Weil die Gemeine Rispe fast aus-schließlich flach streichende Wurzeln bildet, erreicht der gedüngte Stickstoff diese zuerst. Das sehr dichte Wurzelgeflecht nimmt ihn schnellstmöglich auf. Die Gemeine Rispe fängt quasi den Stickstoff ab, so dass er nicht in tiefere Schichten einsickert und anderen Pflanzen nicht oder nur stark eingeschränkt zur Verfügung steht. Das unerwünschte Gras partizipiert also als erstes und am meisten von einer N-Düngung. Es setzt den Stickstoff aber nur unzureichend in nutzbaren Ertrag um, weil sich die am Boden liegenden Ausläufer nicht ernten lassen.

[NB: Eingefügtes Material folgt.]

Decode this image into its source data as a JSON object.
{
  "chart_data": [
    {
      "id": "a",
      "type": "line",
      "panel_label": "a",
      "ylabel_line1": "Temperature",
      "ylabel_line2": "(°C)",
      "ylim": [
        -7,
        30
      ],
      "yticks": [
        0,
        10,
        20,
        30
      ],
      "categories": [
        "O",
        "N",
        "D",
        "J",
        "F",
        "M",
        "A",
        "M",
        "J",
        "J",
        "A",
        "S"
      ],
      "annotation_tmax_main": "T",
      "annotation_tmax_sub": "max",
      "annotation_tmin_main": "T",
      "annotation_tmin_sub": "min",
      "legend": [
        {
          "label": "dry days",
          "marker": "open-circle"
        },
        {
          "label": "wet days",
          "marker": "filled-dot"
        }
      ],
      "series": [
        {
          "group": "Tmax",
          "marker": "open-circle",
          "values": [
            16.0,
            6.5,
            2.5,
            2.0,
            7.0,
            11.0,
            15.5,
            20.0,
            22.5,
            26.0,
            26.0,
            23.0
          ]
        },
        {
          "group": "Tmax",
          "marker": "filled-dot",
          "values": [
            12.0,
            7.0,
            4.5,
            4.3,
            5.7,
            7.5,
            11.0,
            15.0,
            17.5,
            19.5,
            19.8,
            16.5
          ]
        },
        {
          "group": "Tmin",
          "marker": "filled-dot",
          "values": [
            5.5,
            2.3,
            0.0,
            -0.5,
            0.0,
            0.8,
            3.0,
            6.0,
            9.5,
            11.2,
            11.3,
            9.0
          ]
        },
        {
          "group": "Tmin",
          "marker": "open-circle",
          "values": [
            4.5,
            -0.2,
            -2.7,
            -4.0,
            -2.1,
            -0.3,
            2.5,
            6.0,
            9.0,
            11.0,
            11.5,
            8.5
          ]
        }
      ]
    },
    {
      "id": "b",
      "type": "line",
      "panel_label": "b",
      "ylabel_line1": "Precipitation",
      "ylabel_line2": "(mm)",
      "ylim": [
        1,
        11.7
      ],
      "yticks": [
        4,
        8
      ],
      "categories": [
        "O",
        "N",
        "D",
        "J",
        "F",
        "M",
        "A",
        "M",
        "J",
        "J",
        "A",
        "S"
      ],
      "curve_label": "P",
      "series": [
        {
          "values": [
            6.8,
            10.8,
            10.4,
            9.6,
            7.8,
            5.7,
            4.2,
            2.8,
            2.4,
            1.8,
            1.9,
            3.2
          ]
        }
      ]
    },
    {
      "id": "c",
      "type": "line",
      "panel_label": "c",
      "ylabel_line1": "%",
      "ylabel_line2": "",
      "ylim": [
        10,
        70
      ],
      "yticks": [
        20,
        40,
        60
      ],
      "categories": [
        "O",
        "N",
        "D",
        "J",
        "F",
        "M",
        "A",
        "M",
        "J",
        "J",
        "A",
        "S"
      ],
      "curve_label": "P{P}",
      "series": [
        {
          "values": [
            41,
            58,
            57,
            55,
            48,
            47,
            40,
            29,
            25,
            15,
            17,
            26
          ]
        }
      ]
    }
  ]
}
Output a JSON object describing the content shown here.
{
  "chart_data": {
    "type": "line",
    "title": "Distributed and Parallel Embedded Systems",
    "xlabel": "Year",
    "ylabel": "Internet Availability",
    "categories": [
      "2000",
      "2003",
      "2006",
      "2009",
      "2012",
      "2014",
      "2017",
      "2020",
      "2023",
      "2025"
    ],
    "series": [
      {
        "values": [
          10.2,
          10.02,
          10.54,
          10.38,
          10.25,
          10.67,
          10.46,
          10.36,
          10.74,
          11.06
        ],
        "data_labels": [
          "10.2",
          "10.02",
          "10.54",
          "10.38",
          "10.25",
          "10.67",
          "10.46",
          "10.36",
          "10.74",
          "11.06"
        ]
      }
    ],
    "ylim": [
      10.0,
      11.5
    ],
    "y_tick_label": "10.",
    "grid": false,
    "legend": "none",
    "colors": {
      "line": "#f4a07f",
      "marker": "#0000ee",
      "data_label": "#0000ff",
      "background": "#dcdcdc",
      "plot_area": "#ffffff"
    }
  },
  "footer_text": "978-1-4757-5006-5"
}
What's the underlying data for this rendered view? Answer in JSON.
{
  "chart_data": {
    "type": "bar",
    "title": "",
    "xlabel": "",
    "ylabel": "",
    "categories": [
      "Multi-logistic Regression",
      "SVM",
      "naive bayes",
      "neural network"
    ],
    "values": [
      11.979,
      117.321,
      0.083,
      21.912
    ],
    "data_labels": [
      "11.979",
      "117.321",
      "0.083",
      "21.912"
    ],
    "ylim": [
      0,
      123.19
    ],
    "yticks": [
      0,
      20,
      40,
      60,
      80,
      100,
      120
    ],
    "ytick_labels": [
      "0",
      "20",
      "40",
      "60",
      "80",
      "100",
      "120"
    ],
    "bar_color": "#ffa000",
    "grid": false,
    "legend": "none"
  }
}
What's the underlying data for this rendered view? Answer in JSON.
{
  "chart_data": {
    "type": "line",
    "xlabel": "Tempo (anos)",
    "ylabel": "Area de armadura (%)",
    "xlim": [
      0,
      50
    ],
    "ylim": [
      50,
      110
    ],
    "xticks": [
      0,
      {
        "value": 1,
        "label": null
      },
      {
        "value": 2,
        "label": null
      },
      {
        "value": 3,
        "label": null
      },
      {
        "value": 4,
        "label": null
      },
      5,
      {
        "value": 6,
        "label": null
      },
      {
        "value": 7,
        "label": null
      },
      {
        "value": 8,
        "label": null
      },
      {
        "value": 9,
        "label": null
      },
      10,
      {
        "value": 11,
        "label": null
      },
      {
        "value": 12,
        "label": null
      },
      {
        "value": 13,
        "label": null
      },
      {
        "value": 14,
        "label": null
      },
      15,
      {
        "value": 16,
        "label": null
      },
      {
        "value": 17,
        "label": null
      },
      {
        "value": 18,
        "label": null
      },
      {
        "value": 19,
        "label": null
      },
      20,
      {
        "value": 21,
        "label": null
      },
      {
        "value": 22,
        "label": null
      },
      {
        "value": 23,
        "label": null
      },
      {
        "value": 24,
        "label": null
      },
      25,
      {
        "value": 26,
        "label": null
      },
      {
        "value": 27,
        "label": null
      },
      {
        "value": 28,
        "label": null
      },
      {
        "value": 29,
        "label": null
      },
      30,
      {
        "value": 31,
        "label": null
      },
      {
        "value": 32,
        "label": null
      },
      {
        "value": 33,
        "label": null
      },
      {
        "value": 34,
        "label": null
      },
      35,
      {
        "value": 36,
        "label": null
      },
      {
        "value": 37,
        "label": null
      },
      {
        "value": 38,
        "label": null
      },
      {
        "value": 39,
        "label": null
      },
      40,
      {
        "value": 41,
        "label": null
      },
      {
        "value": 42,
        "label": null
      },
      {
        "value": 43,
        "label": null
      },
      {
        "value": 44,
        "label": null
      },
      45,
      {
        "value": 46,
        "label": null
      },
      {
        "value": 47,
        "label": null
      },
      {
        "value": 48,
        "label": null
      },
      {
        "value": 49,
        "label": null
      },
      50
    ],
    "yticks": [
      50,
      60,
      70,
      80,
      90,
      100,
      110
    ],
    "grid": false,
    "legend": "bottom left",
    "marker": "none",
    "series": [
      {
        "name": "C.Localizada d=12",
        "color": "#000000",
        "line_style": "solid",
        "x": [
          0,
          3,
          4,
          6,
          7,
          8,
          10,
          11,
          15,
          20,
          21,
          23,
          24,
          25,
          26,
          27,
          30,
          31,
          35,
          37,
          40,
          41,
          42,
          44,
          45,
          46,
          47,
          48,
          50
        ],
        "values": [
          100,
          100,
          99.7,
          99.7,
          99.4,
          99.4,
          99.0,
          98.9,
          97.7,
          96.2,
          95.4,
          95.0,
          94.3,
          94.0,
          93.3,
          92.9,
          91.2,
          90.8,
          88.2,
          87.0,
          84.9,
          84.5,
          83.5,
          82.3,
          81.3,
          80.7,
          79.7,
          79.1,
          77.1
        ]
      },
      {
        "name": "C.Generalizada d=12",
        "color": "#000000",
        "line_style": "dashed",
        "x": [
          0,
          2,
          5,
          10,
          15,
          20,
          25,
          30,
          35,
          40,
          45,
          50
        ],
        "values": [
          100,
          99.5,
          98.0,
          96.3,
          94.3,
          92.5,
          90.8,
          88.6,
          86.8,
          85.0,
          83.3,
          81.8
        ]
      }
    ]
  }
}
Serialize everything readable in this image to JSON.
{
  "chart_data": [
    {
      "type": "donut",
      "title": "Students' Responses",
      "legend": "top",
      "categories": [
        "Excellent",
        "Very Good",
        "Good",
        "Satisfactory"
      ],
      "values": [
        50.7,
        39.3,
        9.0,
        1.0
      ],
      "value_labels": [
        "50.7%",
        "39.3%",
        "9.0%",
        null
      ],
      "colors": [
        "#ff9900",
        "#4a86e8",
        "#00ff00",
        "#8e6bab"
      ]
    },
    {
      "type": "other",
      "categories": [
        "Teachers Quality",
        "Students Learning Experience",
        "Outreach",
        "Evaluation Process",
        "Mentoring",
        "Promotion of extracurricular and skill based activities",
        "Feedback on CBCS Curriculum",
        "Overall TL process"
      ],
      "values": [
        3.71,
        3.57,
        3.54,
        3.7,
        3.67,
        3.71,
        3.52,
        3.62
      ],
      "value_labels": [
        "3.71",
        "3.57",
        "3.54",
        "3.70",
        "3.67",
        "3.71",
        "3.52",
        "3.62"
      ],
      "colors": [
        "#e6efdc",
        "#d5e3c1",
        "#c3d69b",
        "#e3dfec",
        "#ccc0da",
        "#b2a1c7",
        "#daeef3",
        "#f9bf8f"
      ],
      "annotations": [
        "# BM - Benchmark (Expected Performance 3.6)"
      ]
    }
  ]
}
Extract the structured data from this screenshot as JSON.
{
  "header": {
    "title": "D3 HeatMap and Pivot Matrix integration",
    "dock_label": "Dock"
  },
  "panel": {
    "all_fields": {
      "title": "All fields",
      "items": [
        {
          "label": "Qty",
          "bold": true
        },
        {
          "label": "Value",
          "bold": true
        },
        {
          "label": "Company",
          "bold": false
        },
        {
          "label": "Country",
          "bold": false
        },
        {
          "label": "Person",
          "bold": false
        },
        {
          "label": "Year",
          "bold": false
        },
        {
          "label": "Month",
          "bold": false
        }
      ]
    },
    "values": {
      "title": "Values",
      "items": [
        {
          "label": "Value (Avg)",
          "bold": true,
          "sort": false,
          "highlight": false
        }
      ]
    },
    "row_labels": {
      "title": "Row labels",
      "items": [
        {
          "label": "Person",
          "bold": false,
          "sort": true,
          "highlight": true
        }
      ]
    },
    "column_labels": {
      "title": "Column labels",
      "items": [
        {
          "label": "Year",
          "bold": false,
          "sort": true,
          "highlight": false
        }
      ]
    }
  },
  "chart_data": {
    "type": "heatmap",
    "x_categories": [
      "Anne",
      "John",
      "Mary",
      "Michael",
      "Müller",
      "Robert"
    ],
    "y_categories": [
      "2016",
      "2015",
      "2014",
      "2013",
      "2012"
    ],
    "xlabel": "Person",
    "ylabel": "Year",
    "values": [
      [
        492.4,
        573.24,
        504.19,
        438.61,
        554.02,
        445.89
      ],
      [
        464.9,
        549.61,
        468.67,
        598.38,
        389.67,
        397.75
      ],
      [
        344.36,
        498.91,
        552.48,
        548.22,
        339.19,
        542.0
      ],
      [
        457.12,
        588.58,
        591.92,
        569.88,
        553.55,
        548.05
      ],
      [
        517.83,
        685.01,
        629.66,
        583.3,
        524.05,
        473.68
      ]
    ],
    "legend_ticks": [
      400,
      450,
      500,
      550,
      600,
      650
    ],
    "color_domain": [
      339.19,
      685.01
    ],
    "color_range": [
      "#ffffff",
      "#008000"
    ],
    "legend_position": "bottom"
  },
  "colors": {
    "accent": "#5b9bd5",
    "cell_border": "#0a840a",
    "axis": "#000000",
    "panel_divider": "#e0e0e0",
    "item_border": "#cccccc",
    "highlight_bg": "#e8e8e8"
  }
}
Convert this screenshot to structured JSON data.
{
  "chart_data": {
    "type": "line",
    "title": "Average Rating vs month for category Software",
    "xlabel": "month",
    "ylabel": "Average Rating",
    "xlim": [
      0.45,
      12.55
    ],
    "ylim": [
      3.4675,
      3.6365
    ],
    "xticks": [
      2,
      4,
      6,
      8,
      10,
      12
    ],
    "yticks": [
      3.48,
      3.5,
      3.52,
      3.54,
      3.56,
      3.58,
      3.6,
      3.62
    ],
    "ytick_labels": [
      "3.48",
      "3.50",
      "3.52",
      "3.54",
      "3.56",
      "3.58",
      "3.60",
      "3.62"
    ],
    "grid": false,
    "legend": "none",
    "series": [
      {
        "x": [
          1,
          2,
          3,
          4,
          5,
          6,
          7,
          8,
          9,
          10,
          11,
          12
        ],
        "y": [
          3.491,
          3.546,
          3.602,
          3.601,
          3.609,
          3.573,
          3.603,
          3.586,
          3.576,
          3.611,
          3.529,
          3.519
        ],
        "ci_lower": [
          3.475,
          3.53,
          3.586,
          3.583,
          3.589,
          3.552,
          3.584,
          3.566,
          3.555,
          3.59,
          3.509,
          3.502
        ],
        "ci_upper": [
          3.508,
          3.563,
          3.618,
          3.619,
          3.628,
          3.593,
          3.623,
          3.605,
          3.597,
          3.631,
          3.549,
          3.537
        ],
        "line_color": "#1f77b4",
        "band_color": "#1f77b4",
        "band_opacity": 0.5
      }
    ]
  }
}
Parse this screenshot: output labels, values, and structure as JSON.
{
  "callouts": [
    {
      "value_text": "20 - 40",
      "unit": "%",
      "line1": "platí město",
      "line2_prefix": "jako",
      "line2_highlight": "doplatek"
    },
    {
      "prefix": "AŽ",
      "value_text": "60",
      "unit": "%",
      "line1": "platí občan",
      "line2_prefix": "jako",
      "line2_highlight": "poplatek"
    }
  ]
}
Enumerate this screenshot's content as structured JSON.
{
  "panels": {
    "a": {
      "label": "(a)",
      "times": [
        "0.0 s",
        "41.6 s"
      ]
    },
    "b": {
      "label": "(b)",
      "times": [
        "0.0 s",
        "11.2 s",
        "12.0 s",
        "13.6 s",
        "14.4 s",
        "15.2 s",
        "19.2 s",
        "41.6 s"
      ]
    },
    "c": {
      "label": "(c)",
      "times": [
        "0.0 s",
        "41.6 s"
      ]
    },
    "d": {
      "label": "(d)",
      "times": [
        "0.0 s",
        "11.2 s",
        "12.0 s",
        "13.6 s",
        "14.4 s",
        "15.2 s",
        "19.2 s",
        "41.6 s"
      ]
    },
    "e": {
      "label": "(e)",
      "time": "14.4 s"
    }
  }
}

Damit aber nicht genug: Ein Großteil, zumindest jedoch wesentliche Teile oder Abschnitte der Ausläufer überstehen auch die Unbilden des Winters recht gut. Schlimmer noch: Die Mulcharbeiten im Herbst erfassen die Gemeine Rispe nicht. Selbst wenn eine größere Mulchauflage die wertvollen Gräser bereits schädigt oder gar vernichtet, überstehen die Ausläufer der Gemeinen Rispe den Winter ganz gut.


Offensichtlich sind die Ausläufer sehr gut vor Fusarium geschützt. Auch wenn weitgehend alle Blätter der Ausläufer verfault sind, treiben zumindest Teile der Ausläufer an verschiedenen Knoten im folgenden Frühjahr wieder aus. Das Mulchen ist also kein geeignetes Mittel, die Gemeine Rispe zurückzudrängen.